You’re getting treatment for drug addiction from Narcotics Anonymous. Wouldn’t you would hope the fact would remain… anonymous? Unsurprisingly, supermodel Naomi Campbell was furious when the national press published photos of her emerging from a treatment centre, accompanied by lurid headlines about her addiction. She felt it was a breach of her right to a private life. Even as a public figure, surely there were some places she should still be able to live her life in peace and privacy.
The UK’s highest judges agreed. The fact that somebody is in the public eye – even somebody who has made a career of drawing the public’s attention – doesn’t mean they have no sphere of privacy. All of us have parts of our lives we’d rather have a veil drawn over: in the case of sensitive medical treatment, this isn’t just a matter of respecting people’s dignity, but enabling the treatment to be effective at all.

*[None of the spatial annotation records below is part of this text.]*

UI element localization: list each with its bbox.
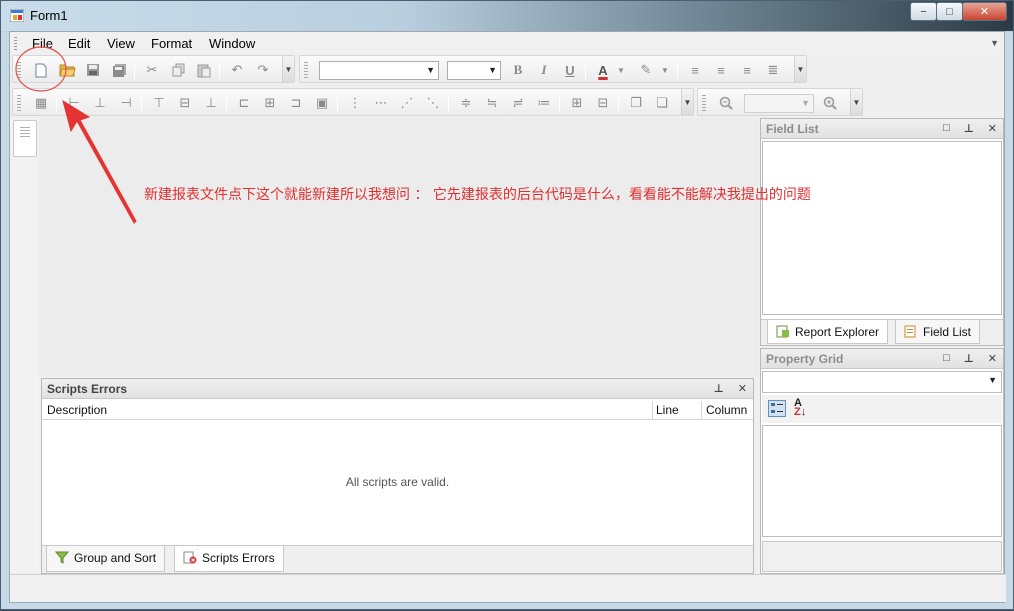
annotation-text: 新建报表文件点下这个就能新建所以我想问 ： 它先建报表的后台代码是什么，看看能不… bbox=[144, 187, 811, 203]
annotation-overlay bbox=[15, 46, 137, 224]
annotation-circle bbox=[15, 46, 67, 92]
annotation-arrow bbox=[62, 99, 137, 224]
app-window: Form1 − □ ✕ File Edit View Format Window… bbox=[0, 0, 1014, 610]
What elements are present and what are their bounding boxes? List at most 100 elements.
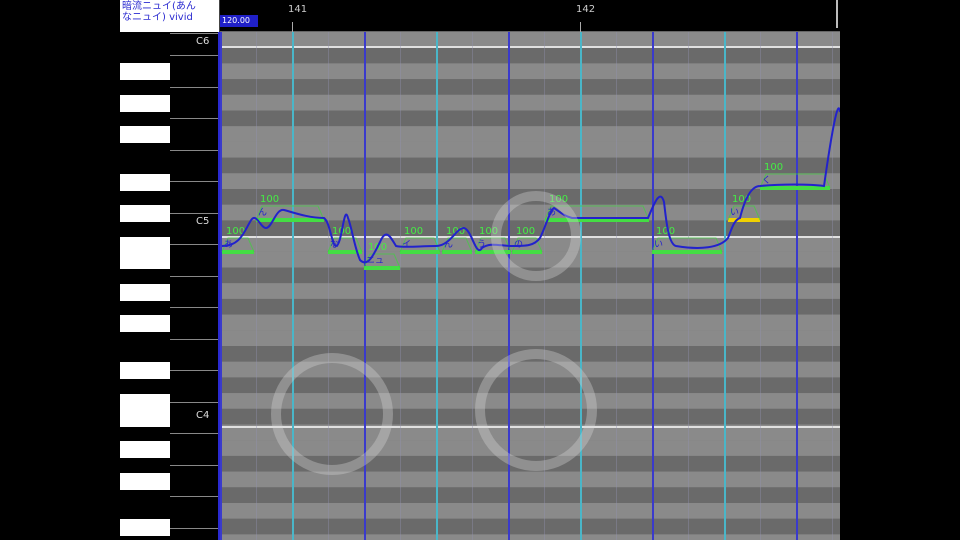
white-key[interactable] bbox=[120, 473, 170, 490]
piano-roll-editor: 暗流ニュイ(あん なニュイ) vivid 141 142 120.00 C6 C5… bbox=[120, 0, 840, 540]
pitch-lane bbox=[220, 283, 840, 299]
white-key[interactable] bbox=[120, 174, 170, 191]
pitch-lane bbox=[220, 471, 840, 488]
pitch-lane bbox=[220, 110, 840, 127]
velocity-label: 100 bbox=[516, 226, 535, 237]
key-divider bbox=[170, 87, 220, 88]
sub-beat-line bbox=[760, 32, 761, 540]
velocity-label: 100 bbox=[764, 162, 783, 173]
track-name: 暗流ニュイ(あん なニュイ) vivid bbox=[122, 1, 196, 23]
sub-beat-line bbox=[688, 32, 689, 540]
beat-line bbox=[436, 32, 438, 540]
lyric-label: い bbox=[730, 208, 739, 218]
sub-beat-line bbox=[472, 32, 473, 540]
key-divider bbox=[170, 150, 220, 151]
key-divider bbox=[170, 33, 220, 34]
pitch-lane bbox=[220, 141, 840, 158]
sub-beat-line bbox=[832, 32, 833, 540]
bar-tick bbox=[292, 22, 293, 32]
key-divider bbox=[170, 433, 220, 434]
white-key[interactable] bbox=[120, 394, 170, 411]
octave-label: C5 bbox=[196, 216, 210, 227]
white-key[interactable] bbox=[120, 362, 170, 379]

This case was so important as it marked a major step in the development of the right to privacy in the UK. The correct balance between privacy and freedom of the press has been heavily debated ever since, and underlies the scandal surrounding phone hacking. The public have an interest in sometimes knowing about the lives of those who lead them, or who hold themselves up as role models. But those people are still people, and have the right not to have every detail of their lives all over the Sunday papers. The public interest must be served, but that’s not always the same thing as just what the public is interested in. It’s a question of balance.